Racing's dip in attendances is not a symptom of spiralling decline
The expectation is that last year racecourse attendances fell below five million for the first time since the Racecourse Association started publishing the numbers in 1995.
To put that in context, at its peak 6.13 million went racing in 2015. The drop-off, ignoring the Covid years of 2020 and 2021, has led to apocalyptic assumptions that racing is no longer part of the national consciousness and in a downward spiral of decline. But, to misquote Mark Twain, reports of its death appear greatly exaggerated.
Within the figures are contradictions, although no one is claiming racing is immune from having to face what has been a double whammy for most sports; the cost-of-living crisis and overcoming the post-Covid blues of people having got out of the habit of going.
Other factors which might have tipped racing under five million in 2022 were the three days put aside to mark Queen Elizabeth II’s death, which included the two biggest days of Doncaster’s St Leger Festival, and December’s cold snap, which ruled out meetings at Cheltenham and Ascot.
Royal Ascot also reduced its capacity last year to improve the customer experience (Cheltenham follows suit in March), which resulted in a 20,000 drop in the aggregate attendance for its five days as compared with 2019.
One trend, though, is that the really big meetings are thriving, sales for tickets and hospitality are through the roof for both the Cheltenham Festival, Aintree and Royal Ascot this year. Ladies’ days are still popular and the year ended on a high with a record 199,903 people going racing over the Christmas period, up 38 per cent on 2021 and 6.4 percent on 2019.
Cheltenham’s New Year’s Day meeting attracted a record 38,000, while trainers at Wincanton on Boxing Day found themselves having to abandon their cars and walk to get there in time to saddle their horses, such was the traffic. Fakenham boasted its biggest ever New Year’s Day crowd.
The main meetings to suffer last year were the higher mid-tier; King George day, the Shergar Cup and Champions Day crowds were all down at Ascot. A racecourse’s bottom line does not, however, entirely depend on crowd figures.
There are essentially two business models; those such as Ascot, Aintree, Cheltenham, Goodwood and York, which do rely on attendances and, typically smaller courses, whose main income stream is from media rights and for whom crowds are less important.
“The cost-of-living crisis has had a significant impact, but we had a good Christmas period and we have good advanced sales for 2023,” says David Armstrong, chief executive of the Racecourse Association. “I don’t think it’s a long-term problem, there are plenty of green shoots and we’re working hard to make racing relevant for a wider customer group.
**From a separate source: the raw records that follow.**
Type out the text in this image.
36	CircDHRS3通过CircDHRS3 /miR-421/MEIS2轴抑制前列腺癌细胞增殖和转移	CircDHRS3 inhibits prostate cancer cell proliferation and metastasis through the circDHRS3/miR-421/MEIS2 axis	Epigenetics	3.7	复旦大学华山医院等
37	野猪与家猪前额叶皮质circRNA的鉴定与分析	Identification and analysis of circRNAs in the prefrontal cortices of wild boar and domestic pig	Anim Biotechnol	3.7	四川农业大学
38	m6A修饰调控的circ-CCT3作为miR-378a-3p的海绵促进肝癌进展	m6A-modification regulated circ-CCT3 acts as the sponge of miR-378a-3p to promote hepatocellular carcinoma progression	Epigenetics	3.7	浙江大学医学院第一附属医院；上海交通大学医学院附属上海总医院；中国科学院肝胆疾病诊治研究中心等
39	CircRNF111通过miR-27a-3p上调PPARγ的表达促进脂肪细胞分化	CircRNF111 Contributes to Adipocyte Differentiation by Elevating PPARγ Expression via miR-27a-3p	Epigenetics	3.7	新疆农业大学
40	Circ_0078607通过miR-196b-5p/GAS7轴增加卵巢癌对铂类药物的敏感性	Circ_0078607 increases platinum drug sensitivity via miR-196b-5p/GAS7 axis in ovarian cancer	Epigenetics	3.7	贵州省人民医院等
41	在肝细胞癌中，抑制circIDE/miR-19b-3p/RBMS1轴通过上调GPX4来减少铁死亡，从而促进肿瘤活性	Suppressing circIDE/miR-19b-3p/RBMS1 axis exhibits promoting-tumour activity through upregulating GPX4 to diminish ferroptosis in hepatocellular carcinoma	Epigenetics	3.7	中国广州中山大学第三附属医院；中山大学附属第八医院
“The impact of the economic crisis will gradually wear off, although it will take time for people to recover discretionary income. For the last three or four months we’ve been in the eye of the storm. I’m not worried nor surprised that last year’s figure fell below five million.
“Our costs are up; energy by 400 per cent, the food and bar by 30 per cent. Even shavings [bedding] for the stables are up 35 per cent,” says Martin Cruddace, CEO of ARC, which runs 16 racecourses. “We’re not a necessity, we can’t pass on those costs, so we’ve got offer value.”
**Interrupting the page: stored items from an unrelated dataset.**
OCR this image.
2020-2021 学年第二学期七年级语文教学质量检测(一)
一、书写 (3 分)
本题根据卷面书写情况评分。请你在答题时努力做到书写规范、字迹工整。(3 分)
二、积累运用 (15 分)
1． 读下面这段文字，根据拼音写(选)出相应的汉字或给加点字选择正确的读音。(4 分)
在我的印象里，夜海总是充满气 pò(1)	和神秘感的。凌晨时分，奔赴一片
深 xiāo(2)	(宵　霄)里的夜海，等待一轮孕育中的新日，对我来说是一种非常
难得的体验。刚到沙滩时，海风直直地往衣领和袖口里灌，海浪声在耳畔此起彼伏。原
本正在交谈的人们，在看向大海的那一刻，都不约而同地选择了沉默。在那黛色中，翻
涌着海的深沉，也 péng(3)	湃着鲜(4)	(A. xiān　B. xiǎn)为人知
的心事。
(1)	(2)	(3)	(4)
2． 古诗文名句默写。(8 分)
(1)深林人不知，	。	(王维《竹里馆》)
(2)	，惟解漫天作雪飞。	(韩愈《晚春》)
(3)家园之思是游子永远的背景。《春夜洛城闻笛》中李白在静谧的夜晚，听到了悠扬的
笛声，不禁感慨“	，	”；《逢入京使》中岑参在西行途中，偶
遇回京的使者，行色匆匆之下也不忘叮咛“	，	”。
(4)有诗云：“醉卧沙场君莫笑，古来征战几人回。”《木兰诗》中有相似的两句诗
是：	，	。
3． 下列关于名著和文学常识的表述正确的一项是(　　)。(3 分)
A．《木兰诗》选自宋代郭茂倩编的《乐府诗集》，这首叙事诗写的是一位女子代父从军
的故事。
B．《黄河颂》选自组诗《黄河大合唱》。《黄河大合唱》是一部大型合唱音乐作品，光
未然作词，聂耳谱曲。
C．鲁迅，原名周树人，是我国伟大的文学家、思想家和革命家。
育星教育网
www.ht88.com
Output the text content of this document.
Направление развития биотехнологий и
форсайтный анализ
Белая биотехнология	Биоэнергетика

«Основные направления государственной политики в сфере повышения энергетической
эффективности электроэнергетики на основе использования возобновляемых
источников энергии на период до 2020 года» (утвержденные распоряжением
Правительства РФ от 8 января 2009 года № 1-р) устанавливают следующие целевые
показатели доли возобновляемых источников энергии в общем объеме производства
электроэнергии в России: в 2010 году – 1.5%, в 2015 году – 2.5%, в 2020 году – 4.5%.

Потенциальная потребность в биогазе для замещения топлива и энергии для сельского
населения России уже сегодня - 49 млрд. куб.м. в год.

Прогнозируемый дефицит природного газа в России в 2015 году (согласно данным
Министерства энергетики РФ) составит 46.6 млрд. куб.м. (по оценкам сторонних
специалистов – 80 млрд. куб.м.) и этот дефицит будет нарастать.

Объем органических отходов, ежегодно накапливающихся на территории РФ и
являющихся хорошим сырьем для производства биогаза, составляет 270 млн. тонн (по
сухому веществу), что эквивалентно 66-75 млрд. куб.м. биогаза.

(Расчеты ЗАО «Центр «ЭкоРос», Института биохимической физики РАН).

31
One ARC initiative was to offer a three-day pass for its Winter Million meeting at Lingfield Park – high-class jumping on Friday and Sunday with all-weather flat on Saturday – for £20 in advance.
“Yes, there are major challenges,” he adds. “But I don’t see it as a symptom of terminal decline. It’s actually an opportunity for racecourses to look afresh at product and value. We were slightly fooled immediately post-Covid. You could do nothing and get a full house because people wanted to get out and spend money. Now it’s the opposite. I don’t think it’s because people suddenly don’t want to go.”
Nick Smith, director of communications at Ascot, says 2023 will be an interesting year. “The summer will be the test, but the big meetings appear to be getting bigger and bigger,” he says. Nevin Truesdale, chief executive of the Jockey Club, said: “Last year our major events were watched by fantastic crowds. But while there are plenty of reasons to remain positive about racecourse attendances, we also know that the economic climate is in some cases determining whether racegoers are able to continue to go racing as often as they have in the past, which is why continuing to provide value for money and a great experience remains our highest priority.”